The second season of HBO's fantasy drama Game of Thrones broke ratings records. It was also the most pirated TV show of the season. The series averaged nearly 4 million illegal downloads per episode, slaughtering the second and third ranked series How I Met Your Mother and The Big Bang Theory, which each averaged about 2.8 million illegal downloads per episode. Here, three lessons to be learned from TV fans' pirating habits:
1. It's time for HBO to cut the cord
The 3.9 million illegal downloads of each Game of Thrones episode is troubling because the HBO epic is the only series to have "as large an illegal audience as it does a legitimate audience," says Patrick Kevin Day at the Los Angeles Times. Ratings for its season finale just barely eclipsed the number of illegal downloads, with 4.2 million paying viewers. Why? Because viewers without cable subscriptions can't watch the show any other way, says Keith Wagstaff at TIME. It's not available for download on iTunes, nor for streaming on Hulu, Netflix, or any other legit site. The high level of piracy supports the movement for HBO to open up its HBO Go service — which only allows HBO subscribers to stream the network's shows — to those who don't subscribe to HBO, but would still pay for individual episodes, says Andre Yoskowitz at Afterdawn.

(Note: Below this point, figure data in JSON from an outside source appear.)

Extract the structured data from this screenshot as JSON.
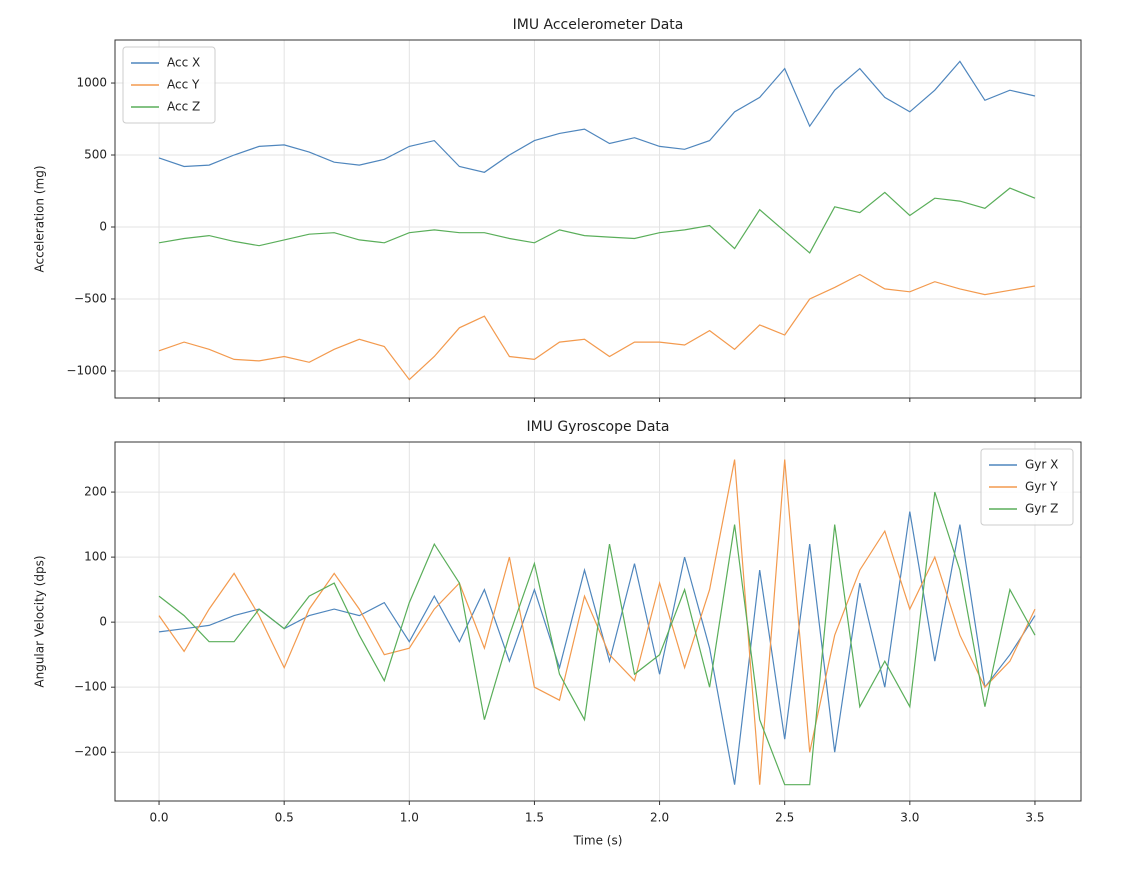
{
  "chart_data": [
    {
      "type": "line",
      "title": "IMU Accelerometer Data",
      "y_label": "Acceleration (mg)",
      "x": [
        0,
        0.1,
        0.2,
        0.3,
        0.4,
        0.5,
        0.6,
        0.7,
        0.8,
        0.9,
        1.0,
        1.1,
        1.2,
        1.3,
        1.4,
        1.5,
        1.6,
        1.7,
        1.8,
        1.9,
        2.0,
        2.1,
        2.2,
        2.3,
        2.4,
        2.5,
        2.6,
        2.7,
        2.8,
        2.9,
        3.0,
        3.1,
        3.2,
        3.3,
        3.4,
        3.5
      ],
      "series": [
        {
          "name": "Acc X",
          "color": "#4f86bd",
          "values": [
            480,
            420,
            430,
            500,
            560,
            570,
            520,
            450,
            430,
            470,
            560,
            600,
            420,
            380,
            500,
            600,
            650,
            680,
            580,
            620,
            560,
            540,
            600,
            800,
            900,
            1100,
            700,
            950,
            1100,
            900,
            800,
            950,
            1150,
            880,
            950,
            910
          ]
        },
        {
          "name": "Acc Y",
          "color": "#f39a4e",
          "values": [
            -860,
            -800,
            -850,
            -920,
            -930,
            -900,
            -940,
            -850,
            -780,
            -830,
            -1060,
            -900,
            -700,
            -620,
            -900,
            -920,
            -800,
            -780,
            -900,
            -800,
            -800,
            -820,
            -720,
            -850,
            -680,
            -750,
            -500,
            -420,
            -330,
            -430,
            -450,
            -380,
            -430,
            -470,
            -440,
            -410
          ]
        },
        {
          "name": "Acc Z",
          "color": "#5aae5a",
          "values": [
            -110,
            -80,
            -60,
            -100,
            -130,
            -90,
            -50,
            -40,
            -90,
            -110,
            -40,
            -20,
            -40,
            -40,
            -80,
            -110,
            -20,
            -60,
            -70,
            -80,
            -40,
            -20,
            10,
            -150,
            120,
            -30,
            -180,
            140,
            100,
            240,
            80,
            200,
            180,
            130,
            270,
            200
          ]
        }
      ],
      "xlim": [
        -0.176,
        3.684
      ],
      "ylim": [
        -1188,
        1299
      ],
      "xticks": [
        0,
        0.5,
        1,
        1.5,
        2,
        2.5,
        3,
        3.5
      ],
      "yticks": [
        {
          "value": -1000,
          "label": "−1000"
        },
        {
          "value": -500,
          "label": "−500"
        },
        0,
        500,
        1000
      ],
      "grid": true,
      "legend": "upper-left"
    },
    {
      "type": "line",
      "title": "IMU Gyroscope Data",
      "x_label": "Time (s)",
      "y_label": "Angular Velocity (dps)",
      "x": [
        0,
        0.1,
        0.2,
        0.3,
        0.4,
        0.5,
        0.6,
        0.7,
        0.8,
        0.9,
        1.0,
        1.1,
        1.2,
        1.3,
        1.4,
        1.5,
        1.6,
        1.7,
        1.8,
        1.9,
        2.0,
        2.1,
        2.2,
        2.3,
        2.4,
        2.5,
        2.6,
        2.7,
        2.8,
        2.9,
        3.0,
        3.1,
        3.2,
        3.3,
        3.4,
        3.5
      ],
      "series": [
        {
          "name": "Gyr X",
          "color": "#4f86bd",
          "values": [
            -15,
            -10,
            -5,
            10,
            20,
            -10,
            10,
            20,
            10,
            30,
            -30,
            40,
            -30,
            50,
            -60,
            50,
            -70,
            80,
            -60,
            90,
            -80,
            100,
            -40,
            -250,
            80,
            -180,
            120,
            -200,
            60,
            -100,
            170,
            -60,
            150,
            -100,
            -50,
            10
          ]
        },
        {
          "name": "Gyr Y",
          "color": "#f39a4e",
          "values": [
            10,
            -45,
            20,
            75,
            10,
            -70,
            20,
            75,
            20,
            -50,
            -40,
            20,
            60,
            -40,
            100,
            -100,
            -120,
            40,
            -50,
            -90,
            60,
            -70,
            50,
            250,
            -250,
            250,
            -200,
            -20,
            80,
            140,
            20,
            100,
            -20,
            -100,
            -60,
            20
          ]
        },
        {
          "name": "Gyr Z",
          "color": "#5aae5a",
          "values": [
            40,
            10,
            -30,
            -30,
            20,
            -10,
            40,
            60,
            -20,
            -90,
            30,
            120,
            60,
            -150,
            -20,
            90,
            -80,
            -150,
            120,
            -80,
            -50,
            50,
            -100,
            150,
            -150,
            -250,
            -250,
            150,
            -130,
            -60,
            -130,
            200,
            80,
            -130,
            50,
            -20
          ]
        }
      ],
      "xlim": [
        -0.176,
        3.684
      ],
      "ylim": [
        -275,
        277
      ],
      "xticks": [
        {
          "value": 0,
          "label": "0.0"
        },
        {
          "value": 0.5,
          "label": "0.5"
        },
        {
          "value": 1,
          "label": "1.0"
        },
        {
          "value": 1.5,
          "label": "1.5"
        },
        {
          "value": 2,
          "label": "2.0"
        },
        {
          "value": 2.5,
          "label": "2.5"
        },
        {
          "value": 3,
          "label": "3.0"
        },
        {
          "value": 3.5,
          "label": "3.5"
        }
      ],
      "yticks": [
        {
          "value": -200,
          "label": "−200"
        },
        {
          "value": -100,
          "label": "−100"
        },
        0,
        100,
        200
      ],
      "grid": true,
      "legend": "upper-right"
    }
  ]
}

2. CBS needs better streaming options
"CBS has a famous aversion to making [its] content readily available online," says Darren Franich at Entertainment Weekly. That explains why How I Met Your Mother and The Big Bang Theory rank so high on this list. Since the audience demographics of both sitcoms "skews younger/nerdier than the network's other sitcoms, it makes sense that [CBS] would feel the piracy crunch." The network could drive people away from piracy by simply upping its streaming game.
3. Piraters have tastes similar to broadcast viewers
Aside from the prestige cable dramas Game of Thrones and Mad Men, which ranks No. 5 on the list of illegal downloads, the rest of the Top 10 is populated by mainstream network shows, according to Torrent Freak. Shows like How I Met Your Mother, The Big Bang Theory, House, and Modern Family are mass-appealing, highly rated programs — not the quirkier, nerdier fare you'd expect web-savvy piraters to flock to. House, for one, is by some metrics the most popular show in the world, says Franich, so perhaps we shouldn't be surprised that it is also one of the most pirated.